Monday, December 14, 2009

This is a list of things that are currently taking up space in my brain. Most of them should NOT be there at this moment in time, so I am trying to empty my mind and regain some focus.
  • 17th century Venetian opera.
  • Let Me Down Easy and how it might compare to a historical theatre that existed pre-1850.
  • Edward Albee.
  • The degree to which my poetry sucks.
  • How the way words sound affects the way we react to them.
  • Why music is the one of the most universal art forms.
  • The effects of blogging on the publishing industry, and in turn on the flow of [good] art into the public sphere.
  • To what extent my GPA this semester will affect my cumulative GPA.
  • What makes a given style of anything popular at a given time?
  • "Appearance vs. reality," and not as a theme in Shakespeare - to what extent is everything appearance? If everything is relative, based on our perspective, is there a base reality to everything, a sole and inherent truth that is above all else?
  • Existentially speaking, does one make a conscious decision in assigning meaning? Or is it something instinctively felt, not something given thought to? If the the latter is true, then is the meaning compromised the moment thought is given to it?

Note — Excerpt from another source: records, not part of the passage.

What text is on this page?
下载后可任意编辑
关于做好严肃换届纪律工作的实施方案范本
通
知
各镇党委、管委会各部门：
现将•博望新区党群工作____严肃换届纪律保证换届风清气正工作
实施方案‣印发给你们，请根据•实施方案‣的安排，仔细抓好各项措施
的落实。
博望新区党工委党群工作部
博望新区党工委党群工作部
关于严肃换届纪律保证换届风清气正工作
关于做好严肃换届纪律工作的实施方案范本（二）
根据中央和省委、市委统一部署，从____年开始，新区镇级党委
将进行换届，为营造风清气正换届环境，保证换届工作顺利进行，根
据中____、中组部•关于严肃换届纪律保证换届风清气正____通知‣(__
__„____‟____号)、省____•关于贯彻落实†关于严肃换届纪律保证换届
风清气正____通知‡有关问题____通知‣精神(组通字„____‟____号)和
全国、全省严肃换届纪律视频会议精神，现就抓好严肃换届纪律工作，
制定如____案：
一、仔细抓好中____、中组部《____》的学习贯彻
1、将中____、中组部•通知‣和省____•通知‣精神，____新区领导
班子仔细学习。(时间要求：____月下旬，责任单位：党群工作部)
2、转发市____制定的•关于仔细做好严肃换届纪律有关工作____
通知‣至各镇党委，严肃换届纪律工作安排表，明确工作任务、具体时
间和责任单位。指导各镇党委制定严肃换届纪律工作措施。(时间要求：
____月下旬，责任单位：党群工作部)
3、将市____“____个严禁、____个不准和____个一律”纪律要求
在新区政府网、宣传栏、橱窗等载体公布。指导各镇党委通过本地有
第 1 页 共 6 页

  • How there is a distinct possibility that all the chemicals in diet soda will one day give me cancer.
  • How bad of an idea it is for me to consider making macaroni & cheese right now when I ate gross amounts of Chinese food today.
  • How things are named. I.e. bands, song names, books, eras of history, ice cream flavors, cars.
  • How everything, including images, can be boiled down to a chemical reaction.
  • How advertising often does not sell a product - it sells an image.
  • My obsession with images, their creation, their meanings, and the ways they affect people.
  • Art as a way of using imagery to convey a truth.
  • The various ways people try to stop feeling empty, including but not limited to drugs, alcohol, food, meaningless sex, material objects, personal appearance.
  • The implications of recreational drug use vs. the use of recreational drugs for the purpose of productivity.
  • Hedonism.
  • The process of discovery.
  • The way we ascribe value to physical objects based on the feelings of nostalgia they evoke.
  • The way geographic regions and cities become personalities with their own characteristics.
  • The power of black and white vs. the power of color, and the contrasting values of both.
  • Narcissism and obsession with one's own image, the ways in which interest in self image contradicts the hippie ideology, and the difficulty in navigating this in an age of digital social networking. The degree to which people now form connections through social networking.
  • What it means not to care.
  • Typography, and the use of different fonts and typefaces to manipulate an audience's perspective.
  • The negative connotation of the word "manipulate," the magnitude of the power one has when they can manipulate something successfully.
  • An artist's intention when creating, and to what extent his goal affects the overall impact and quality of his work.
  • The Work of Art in the Age of its Technological Reproducibility. Photography as a reproducible art with no inherent authenticity.
  • Authenticity vs. originality in the creation of art.
  • The differences between dignity and self-respect, and between them and pride, and pride and independence.
  • Academic integrity.
  • Christmas.
  • Grad school. Gag.
  • Personal style.
  • How pissed I am that I missed the Vermeer exhibit at the Met this fall.
  • Money. I'm broke.
  • Self-destructive habits.
  • How to stop thinking.
  • Reality television and how it is demeaning to the whole art of television programming.
  • What "home" is and how it changes.
  • Giving, what it means to give, what it means to receive, ways of giving.
  • Other people.
  • Death.
Aside from those first 3 items, none of that has any business being on my mind right now.

Oh, and as is typical for lately:
  • What am I doing. What the hell am I doing.